In Week Six of the show, I was voted out. I knew it was coming, of course, but I was nervous for the entire day as I waited for the eight o’clock episode — dreading watching my naiveté play out on screen. But it wasn’t as hard to watch as I thought it would be, aside from an unfortunate clip of me obliviously sucking on a Laffy Taffy all throughout tribal council. Like any new experience, I had simply played with the knowledge and skills I had then. I’m not exactly proud of the game that I played, but I am proud that I played it fully, without letting myself feel intimidated by my inexperience or age. At times, I got overwhelmed and let the game fall to the wayside. That’s part of the freshman experience, too.
The irony of watching “Survivor” during a global pandemic is not lost on me.
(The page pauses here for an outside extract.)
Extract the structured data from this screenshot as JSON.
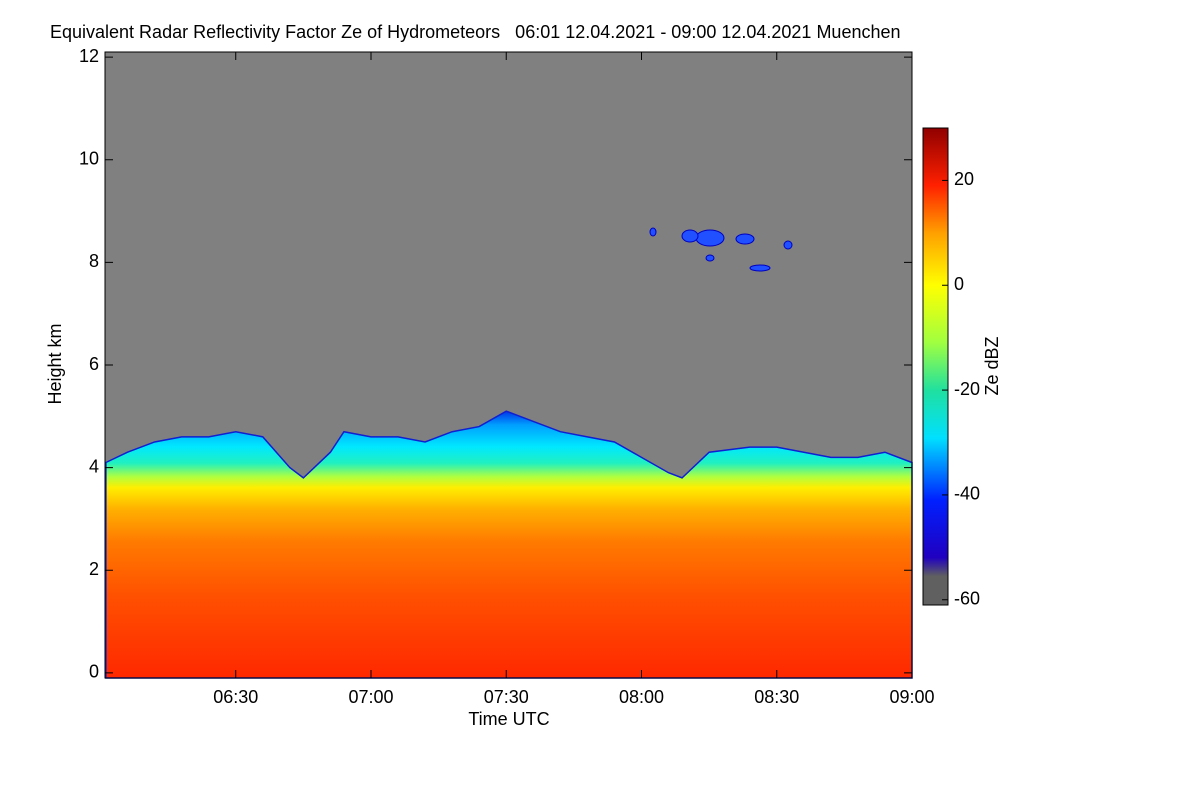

There aren’t going to be memory challenges and cup stacking competitions on the Diag at midnight this semester, but similar creativity will be needed to sort through the challenges of the year. As a community, we will need to figure out how to socialize safely, meet new people and hold peers to a high standard without turning on each other.
Our children will learn about this pandemic in school and they will ask us about it. Did we follow public health guidance? Sacrifice parties? Were we considerate with our masks? While leadership on the federal and university levels have failed us, we still are accountable for the individual actions we make in these coming months.
There may not be a Youtube series, but we will look back on 2020 and we will judge ourselves in much the same way that I judge my 2018 self. In Survivor, choices of who to align with, who to lie to and where to search for “idols” have consequences that reverberate throughout the game. Only watching two years later was I finally able to see the results of some of my game decisions. The decisions we make now, as individuals and as a society, will have a ripple effect — and not just for a few weeks in a game, but for years, on lives and the economy.